Antoinette Nicolini, peintre autodidacte qui vit et travaille à Bastia illustre bien la variété et surtout la qualité, parfois méconnue, de la création picturale insulaire. Son oeuvre, réalisée aujourd'hui exclusivement au couteau, allie subtilité des couleurs et puissance expressive du mouvement, pour composer un univers original où force et douceur se conjuguent au service de la lumière.
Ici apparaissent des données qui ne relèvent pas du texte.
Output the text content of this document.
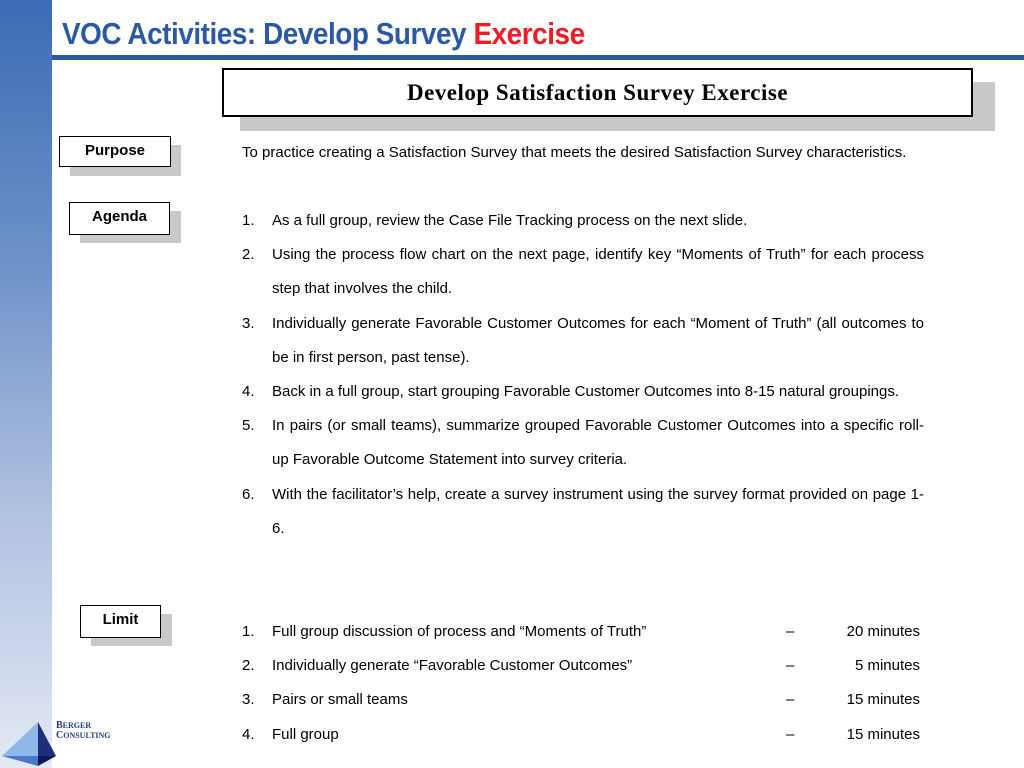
VOC Activities: Develop Survey Exercise
Develop Satisfaction Survey Exercise
Purpose
Agenda
Limit
To practice creating a Satisfaction Survey that meets the desired Satisfaction Survey characteristics.
1.	As a full group, review the Case File Tracking process on the next slide.
2.	Using the process flow chart on the next page, identify key “Moments of Truth” for each process step that involves the child.
3.	Individually generate Favorable Customer Outcomes for each “Moment of Truth” (all outcomes to be in first person, past tense).
4.	Back in a full group, start grouping Favorable Customer Outcomes into 8-15 natural groupings.
5.	In pairs (or small teams), summarize grouped Favorable Customer Outcomes into a specific roll-up Favorable Outcome Statement into survey criteria.
6.	With the facilitator’s help, create a survey instrument using the survey format provided on page 1-6.
1.	Full group discussion of process and “Moments of Truth”	–	20 minutes
2.	Individually generate “Favorable Customer Outcomes”	–	5 minutes
3.	Pairs or small teams	–	15 minutes
4.	Full group	–	15 minutes
BERGER
CONSULTING
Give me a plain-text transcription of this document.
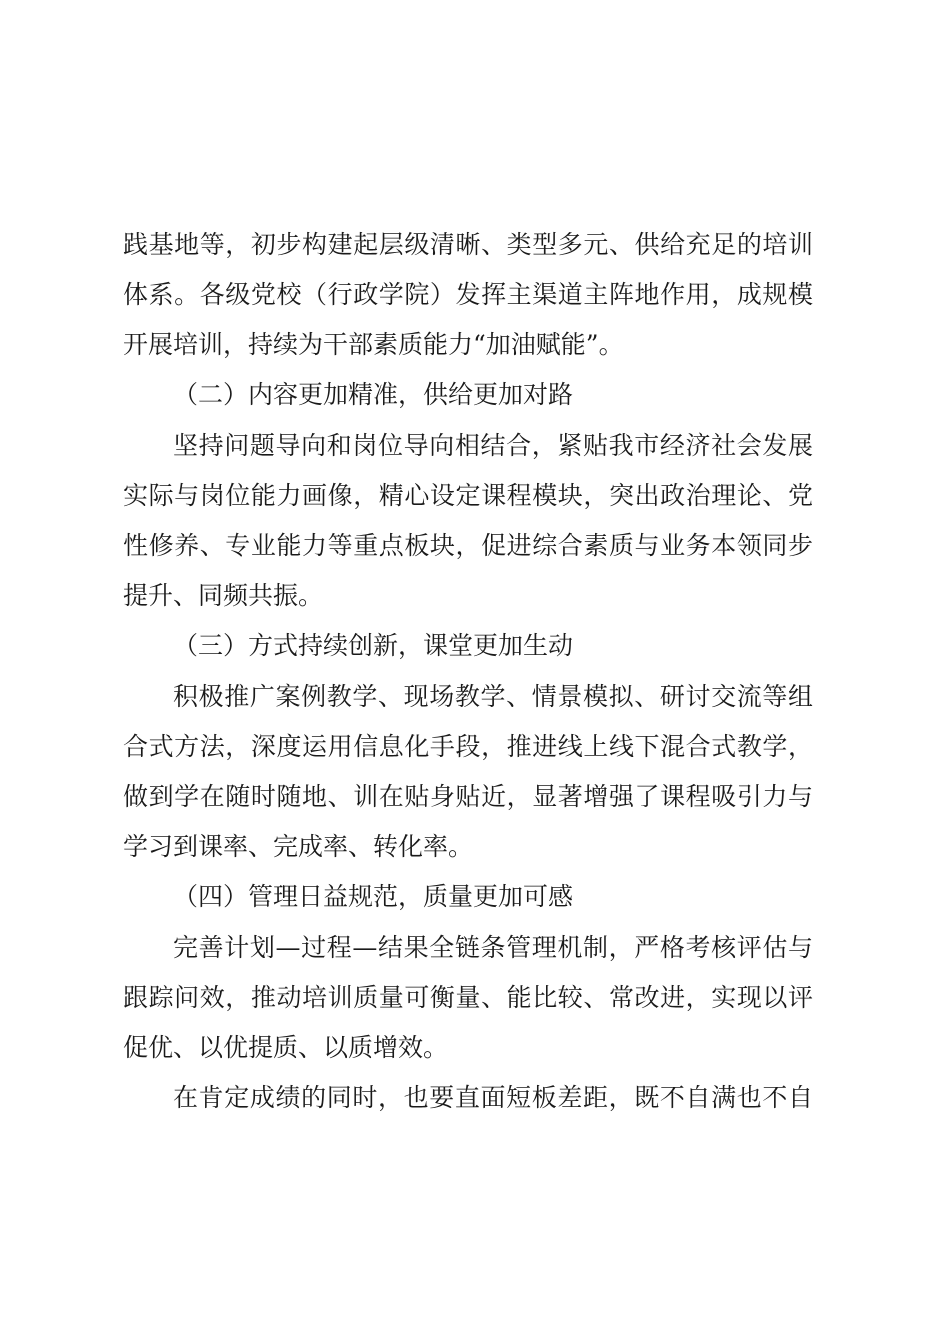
践基地等，初步构建起层级清晰、类型多元、供给充足的培训
体系。各级党校（行政学院）发挥主渠道主阵地作用，成规模
开展培训，持续为干部素质能力“加油赋能”。
（二）内容更加精准，供给更加对路
坚持问题导向和岗位导向相结合，紧贴我市经济社会发展
实际与岗位能力画像，精心设定课程模块，突出政治理论、党
性修养、专业能力等重点板块，促进综合素质与业务本领同步
提升、同频共振。
（三）方式持续创新，课堂更加生动
积极推广案例教学、现场教学、情景模拟、研讨交流等组
合式方法，深度运用信息化手段，推进线上线下混合式教学，
做到学在随时随地、训在贴身贴近，显著增强了课程吸引力与
学习到课率、完成率、转化率。
（四）管理日益规范，质量更加可感
完善计划—过程—结果全链条管理机制，严格考核评估与
跟踪问效，推动培训质量可衡量、能比较、常改进，实现以评
促优、以优提质、以质增效。
在肯定成绩的同时，也要直面短板差距，既不自满也不自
Il y a chez Antoinette Nicolini, jeune femme au parcours artistique déjà éloquent, ponctué d'expositions et d' hommages prestigieux en France comme à l'étranger, beaucoup de cette volonté de restituer la vie à travers le prisme de l'émotion que l' on retrouve dans l'expression créative des peintres du Péano: couleurs vives à l' harmonie maîtrisée, simplicité des sujets, « méditerranéité » évidente par la tonicité des rouges, des jaunes et des bleus, et vigueur du trait...de couteau qui semblent inscrire l'oeuvre dans la filiation des Gianelli, Ambroggiani et autres Antoine Ferrari...
Une peinture libre, sans carcan, sans école, sensible, instinctive, d'un réalisme poétique qui laisse la porte ouverte à l'imagination... Mais ce qui signe la profonde originalité des tableaux d'Antoinette Nicolini, c'est surtout l'intense vibration des couleurs, qui paraissent émaner de la toile en un miroitement subtil. Un tour de force, au couteau, que d'atteindre cette harmonie sans déflorer, sans affadir une palette chromatique toujours très vive, très sudiste, ici adoucie par l'imbrication, l'articulation subtile des formes. L'équilibre des volumes donne de la profondeur au sujet, le regard embrasse aussi des personnages, des champs de coquelicots, ou des bouquets de fleurs qui semblent atteindre une dimension supplémentaire, à la lisière de la sculpture...
Il y a parfois des accents fauvistes, voire cubistes, dans certaines toiles, et, allons y franchement, les natures mortes, par leur qualité expressive et technique, font penser à Cézanne...
Rien d'étonnant donc à ce qu' Antoinette Nicolini ait réussi à imposer sa peinture en Corse comme ailleurs. Depuis 1987 en effet, l'artiste multiplie les expositions: France, Etats-Unis, Suisse, Liban, et ses oeuvres sont présentes dans de nombreuses collections particulières aussi bien en Europe qu'au Japon, au Costa Rica, en Chine, en Afrique ou en Amérique du Nord.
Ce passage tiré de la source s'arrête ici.